って、仕事サボってたんか! しかも、仮病の鬱病! いくら「ぞっとするような事務所」とは言え、何やってんだか…。唯一の友人に対して、「時間をむだにしている」ってのも随分な言い草。一方で、「愛しいメモ」なんて言っちゃって、ちょっとバランスを欠いてるように見えます。何故にそこまでバートルビー症候群に固執するんでしょう?

マルセル・ベナブーは『なぜわたしは一冊も本を書かなかったのか?』の中でこう述べている。「読者よ、とりわけ私がこれまで書かなかった本が純粋な無であると考えないでいただきたい。それどころか(ここでその点をはっきりさせておきたいのだが)、それらの本は世界文学の中で宙づりの状態になっているように思えるのである」

文学の宇宙に宙づりになった見えないテキスト。そこに、重要な何かがある。それが何かはわかりませんが、何かがある。それが、バートルビー症候群にこだわる理由のようです。その証拠に、これとそっくり似たフレーズを、語り手が最初の章の地の文で使っています。ベナブーの言葉を、まるでそのまんま書き写したかのように…。
ちなみに、この「愛しいメモ」は、日記のページの余白に書かれています。これ、ちょっと引っかかりますね。
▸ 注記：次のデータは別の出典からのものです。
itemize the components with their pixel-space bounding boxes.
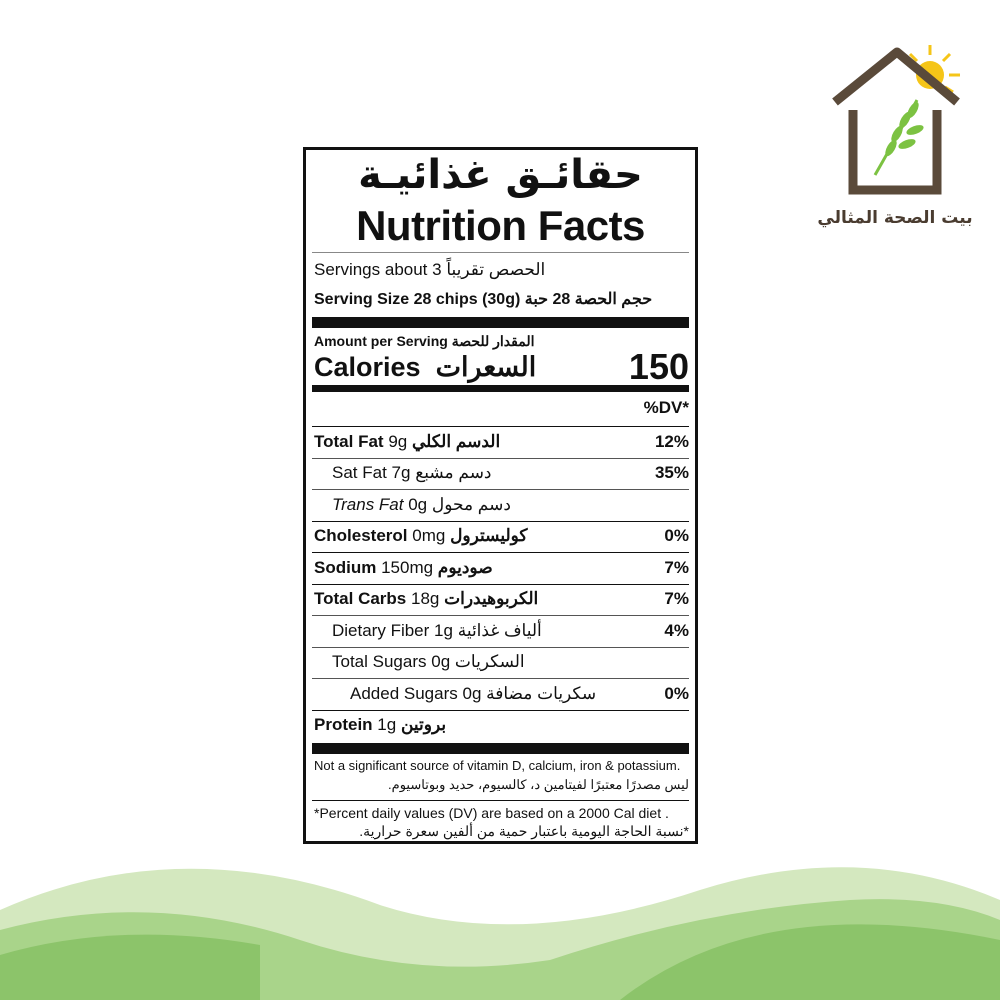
nutrient-row: Sodium 150mg صوديوم 7% [312,552,689,582]
nutrient-label: Added Sugars 0g سكريات مضافة [350,683,597,703]
background-waves [0,867,1000,1000]
divider [312,252,689,253]
nutrient-dv: 0% [664,526,689,545]
footnote-arabic: *نسبة الحاجة اليومية باعتبار حمية من ألف… [359,823,689,839]
nutrient-row: Total Carbs 18g الكربوهيدرات 7% [312,583,689,614]
thick-divider [312,385,689,392]
calories-value: 150 [628,346,689,387]
nutrient-label: Total Carbs 18g الكربوهيدرات [314,589,539,608]
title-arabic: حقائـق غذائيـة [358,152,643,198]
nutrient-dv: 7% [664,557,689,577]
title-english: Nutrition Facts [356,202,645,249]
nutrient-label: Cholesterol 0mg كوليسترول [314,526,528,545]
servings: Servings about 3 الحصص تقريباً [314,260,546,279]
divider [312,800,689,801]
nutrient-label: Dietary Fiber 1g ألياف غذائية [332,620,542,640]
nutrient-label: Trans Fat 0g دسم محول [332,494,511,514]
thick-divider [312,743,689,754]
nutrient-row: Cholesterol 0mg كوليسترول 0% [312,520,689,551]
logo-text: بيت الصحة المثالي [817,208,973,228]
nutrient-row: Sat Fat 7g دسم مشبع 35% [312,457,689,488]
nutrition-label: حقائـق غذائيـة Nutrition Facts Servings … [303,147,698,844]
nutrient-dv: 12% [654,431,689,451]
calories-label: Calories السعرات [314,351,537,382]
nutrient-label: Total Sugars 0g السكريات [332,652,525,671]
nutrient-row: Dietary Fiber 1g ألياف غذائية 4% [312,615,689,645]
nutrient-row: Total Sugars 0g السكريات [312,646,689,677]
nutrient-label: Protein 1g بروتين [314,715,447,734]
nutrient-label: Total Fat 9g الدسم الكلي [314,431,501,451]
nutrient-dv: 7% [664,589,689,608]
note-english: Not a significant source of vitamin D, c… [314,758,681,773]
nutrient-label: Sat Fat 7g دسم مشبع [332,463,492,482]
footnote-english: *Percent daily values (DV) are based on … [314,805,669,821]
nutrient-row: Added Sugars 0g سكريات مضافة 0% [312,678,689,708]
nutrient-label: Sodium 150mg صوديوم [314,557,493,577]
nutrient-row: Trans Fat 0g دسم محول [312,489,689,519]
nutrient-row: Protein 1g بروتين [312,709,689,740]
dv-header: %DV* [643,398,689,417]
nutrient-dv: 4% [664,620,689,640]
logo-icon [832,45,960,195]
note-arabic: ليس مصدرًا معتبرًا لفيتامين د، كالسيوم، … [388,777,689,792]
amount-per-serving: Amount per Serving المقدار للحصة [314,333,535,349]
nutrient-dv: 35% [654,463,689,482]
thick-divider [312,317,689,328]
nutrient-row: Total Fat 9g الدسم الكلي 12% [312,426,689,456]
nutrient-dv: 0% [664,683,689,703]
serving-size: Serving Size 28 chips (30g) حجم الحصة 28… [314,291,653,308]
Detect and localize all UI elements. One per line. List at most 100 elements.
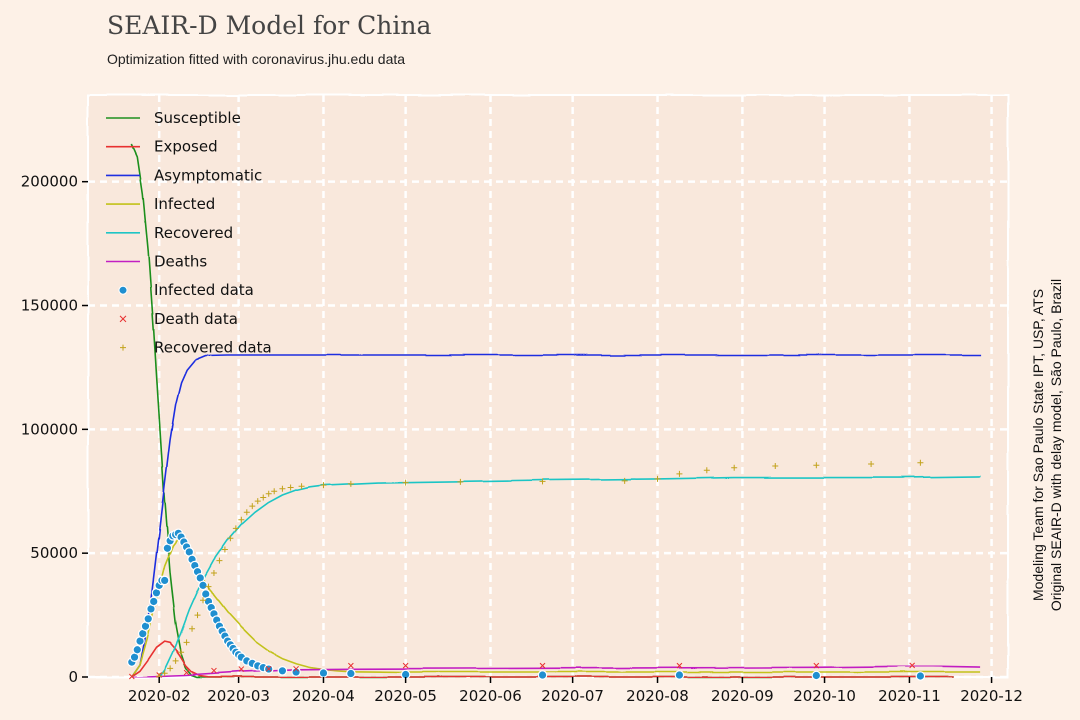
point-recovered-data: [260, 494, 267, 501]
x-tick-label: 2020-12: [960, 687, 1023, 705]
legend: Susceptible Exposed Asymptomatic Infected Re…: [106, 109, 272, 357]
point-death-data: [539, 662, 546, 669]
legend-item-infected: Infected: [106, 195, 215, 213]
point-recovered-data: [254, 498, 261, 505]
legend-label: Deaths: [154, 253, 207, 271]
point-death-data: [293, 665, 299, 672]
legend-label: Exposed: [154, 138, 218, 156]
legend-item-asymptomatic: Asymptomatic: [106, 166, 262, 184]
legend-label: Recovered data: [154, 339, 272, 357]
point-recovered-data: [287, 484, 294, 491]
point-recovered-data: [703, 467, 710, 474]
legend-item-recovered: Recovered: [106, 224, 233, 242]
y-tick-label: 200000: [21, 173, 78, 191]
legend-label: Infected data: [154, 281, 254, 299]
chart-title: SEAIR-D Model for China: [107, 11, 431, 40]
point-death-data: [211, 667, 217, 674]
legend-swatch: [118, 285, 128, 295]
legend-swatch: [119, 315, 127, 323]
point-recovered-data: [654, 475, 661, 482]
legend-item-death-data: Death data: [119, 310, 238, 328]
y-tick-label: 50000: [30, 544, 78, 562]
point-infected-data: [811, 670, 822, 681]
legend-label: Susceptible: [154, 109, 241, 127]
point-infected-data: [318, 668, 329, 678]
x-tick-label: 2020-02: [128, 687, 191, 705]
series-line-recovered: [158, 475, 981, 678]
point-recovered-data: [271, 488, 278, 495]
side-credits: Modeling Team for Sao Paulo State IPT, U…: [1030, 279, 1064, 611]
point-recovered-data: [194, 612, 201, 619]
legend-label: Asymptomatic: [154, 166, 262, 184]
x-tick-label: 2020-03: [207, 687, 270, 705]
point-death-data: [676, 662, 683, 669]
point-recovered-data: [210, 569, 217, 576]
point-recovered-data: [402, 479, 409, 486]
x-tick-label: 2020-10: [793, 687, 856, 705]
legend-item-susceptible: Susceptible: [106, 109, 241, 127]
legend-item-deaths: Deaths: [106, 253, 207, 271]
y-tick-label: 150000: [21, 297, 78, 315]
point-recovered-data: [232, 525, 239, 532]
point-recovered-data: [161, 670, 168, 677]
point-infected-data: [148, 596, 159, 607]
point-death-data: [402, 662, 409, 669]
point-recovered-data: [216, 557, 223, 564]
point-recovered-data: [298, 483, 305, 490]
point-recovered-data: [221, 546, 228, 553]
point-infected-data: [143, 613, 154, 624]
point-recovered-data: [265, 490, 272, 497]
point-infected-data: [198, 580, 208, 591]
series-group: [127, 144, 981, 681]
point-recovered-data: [868, 461, 875, 468]
legend-label: Recovered: [154, 224, 233, 242]
point-recovered-data: [347, 480, 354, 487]
point-death-data: [183, 669, 190, 676]
legend-label: Death data: [154, 310, 238, 328]
series-line-asymptomatic: [131, 354, 981, 677]
point-recovered-data: [227, 535, 234, 542]
point-recovered-data: [279, 485, 286, 492]
legend-item-recovered-data: Recovered data: [120, 339, 272, 357]
point-recovered-data: [320, 482, 327, 489]
point-recovered-data: [183, 639, 190, 646]
point-recovered-data: [772, 462, 779, 469]
point-recovered-data: [249, 503, 256, 510]
point-infected-data: [159, 575, 170, 586]
side-credit-line-2: Original SEAIR-D with delay model, São P…: [1048, 279, 1064, 611]
point-infected-data: [277, 666, 288, 676]
y-tick-label: 100000: [21, 420, 78, 438]
point-infected-data: [132, 644, 143, 655]
point-recovered-data: [200, 597, 206, 604]
point-recovered-data: [238, 516, 245, 523]
point-death-data: [813, 662, 820, 669]
point-death-data: [909, 662, 916, 669]
point-recovered-data: [457, 478, 464, 485]
point-recovered-data: [676, 470, 683, 477]
x-tick-label: 2020-04: [292, 687, 355, 705]
legend-label: Infected: [154, 195, 215, 213]
legend-item-infected-data: Infected data: [118, 281, 254, 299]
chart-subtitle: Optimization fitted with coronavirus.jhu…: [107, 51, 405, 67]
x-tick-label: 2020-09: [711, 687, 774, 705]
point-recovered-data: [172, 657, 179, 664]
point-recovered-data: [243, 509, 250, 516]
point-death-data: [348, 662, 354, 669]
axes: 2020-02 2020-03 2020-04 2020-05 2020-06 2020-…: [21, 173, 1023, 705]
point-recovered-data: [813, 462, 820, 469]
x-tick-label: 2020-08: [626, 687, 689, 705]
x-tick-label: 2020-07: [541, 687, 604, 705]
point-death-data: [265, 665, 272, 672]
plot-area: [87, 94, 1009, 678]
legend-item-exposed: Exposed: [106, 138, 218, 156]
point-recovered-data: [917, 459, 924, 466]
point-recovered-data: [167, 665, 174, 672]
point-recovered-data: [205, 583, 212, 590]
point-recovered-data: [189, 625, 196, 632]
point-recovered-data: [731, 464, 738, 471]
point-death-data: [238, 666, 245, 672]
y-tick-label: 0: [68, 668, 78, 686]
x-tick-label: 2020-06: [459, 687, 522, 705]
日記と、そのメモは別物ってことなのかな? だとすると、今僕が読んでいるこのテキストは、果たして日記なのか? それとも、メモのほうなのか? 「余白」とか「日記」っていうスタイルは、どこかしらバートルビー的な気がしますが。


ということで、今日はここ(P20)まで。まだほんのさわりですが、気になることがいろいろ出てきますね。もうちょっと読み進まないと、何とも言えませんが。